Coastal Observer
March 19, 2020
By Frank Knapp Jr.
One big question that has been raised throughout the Santee Cooper legislative debate is what Dominion Energy would gain from managing Santee Cooper.
Remember that Dominion submitted an offer to manage Santee Cooper. But its proposal, that appears to have been written over a coffee break, offered nothing to address the $6.8 billion financial crisis facing Santee Cooper and state taxpayers or to pay back customers for past rate hikes for the abandoned nuclear construction in Fairfield County.
Dominion’s proposal simply wasn’t a serious offer and has been treated as such by the legislature.
However, I have been hearing talk that Dominion has joined forces with Santee Cooper supporters to protect the public utility from a sale. If Dominion is working to save Santee Cooper, the question is WHY?
There are couple of profit-driven reasons but the most obvious one is this.
Dominion is a major partner in trying to build the $8 billion, 600-mile Atlantic Coast Pipeline (ACP) that would bring natural gas from West Virginia to the Eastern North Carolina/South Carolina border.
Dominion has made no secret that it wants to sell ACP-gas in South Carolina. Tom Farrell, Dominion’s CEO, testified to this at the November 2018 SC Public Service Commission hearings on SCE&G’s future.
There is grave concern along the SC coast that the ACP won’t stop at the state border but would be brought through our coastal counties in order to set up an exporting port for liquified natural gas (LNG) around Georgetown. An industry would grow up around such a port bringing with it the inevitable spills and squeezing out of local tourism.
But for Dominion to make boatloads of money selling ACP-natural gas to SC and possibly LNG to Europe, it needs a utility in the state to push for it and a customer in the state to buy it.
That’s why keeping Santee Cooper a state agency is so important to Dominion.
Santee Cooper, its supposed environmentally-friendly aspirations aside, has said that it would buy natural gas from the ACP for a new gas plant it wants to build in the Pee Dee.
The November 25, 2019, Reform Plan Santee Cooper submitted to the SC Department of Administration said that the ACP was its first choice for obtaining the additional natural gas:
“We have assumed that the natural gas for the Pee Dee NGCC would be sourced from the Atlantic Coast Pipeline “
The consultant’s report that Santee Cooper included in its Reform Plan also points to the purchase of natural gas from the ACP.
“The Pee Dee site is also in close proximity to the termination of the Atlantic Cost Pipeline (ACP) that is currently under development. Santee Cooper is projected to secure natural gas commodity prices through the ACP that are lower than some other options; however, firm reservation fees on the ACP are projected to be higher than other options available to Santee Cooper.
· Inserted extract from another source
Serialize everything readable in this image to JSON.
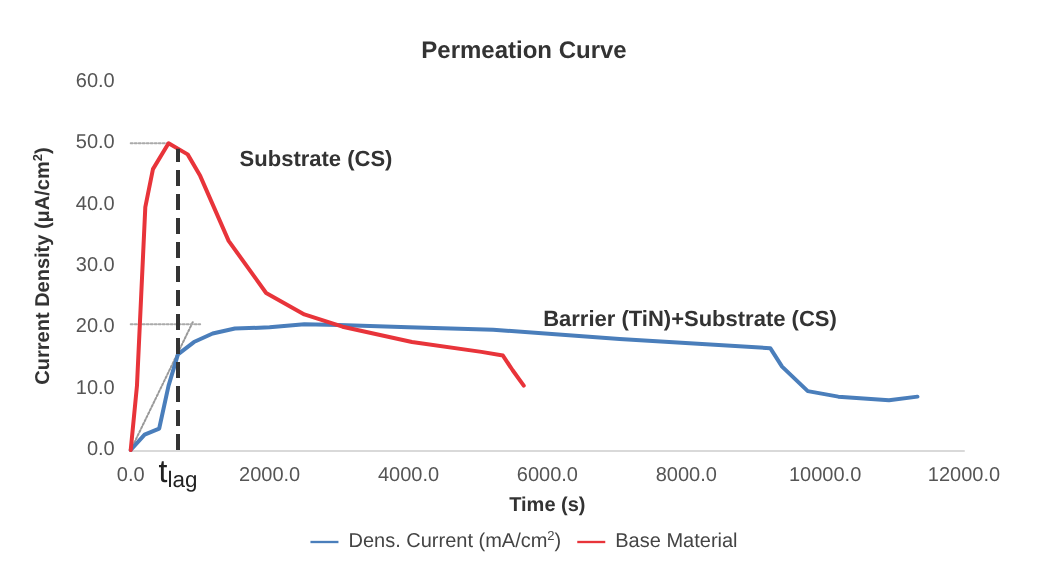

Natural gas supply from ACP may be through a new lateral pipeline interconnection or through Dominion Carolina Gas.”
Since Santee Cooper is the only utility stating that it wants to buy the ACP gas, Dominion has tremendous profit-motive in keeping the public utility a state agency, reformed or not.
The sale of Santee Cooper would be a financial disaster for Dominion’s ACP-aspirations and certainly would make trying to bring the pipeline to the South Carolina coast much more difficult or even impossible.
Fortunately, the SC House has indicated that it wants to continue to explore getting the best deal for Santee Cooper ratepayers and the state’s taxpayers through a sale. It also will consider extensive reforms to Santee Cooper just in case a deal can’t be worked out.
Selling Santee Cooper might not be good business for Dominion, but it definitely is in the best financial interest for everyone else.
Frank Knapp is the president and CEO of the South Carolina Small Business Chamber of Commerce.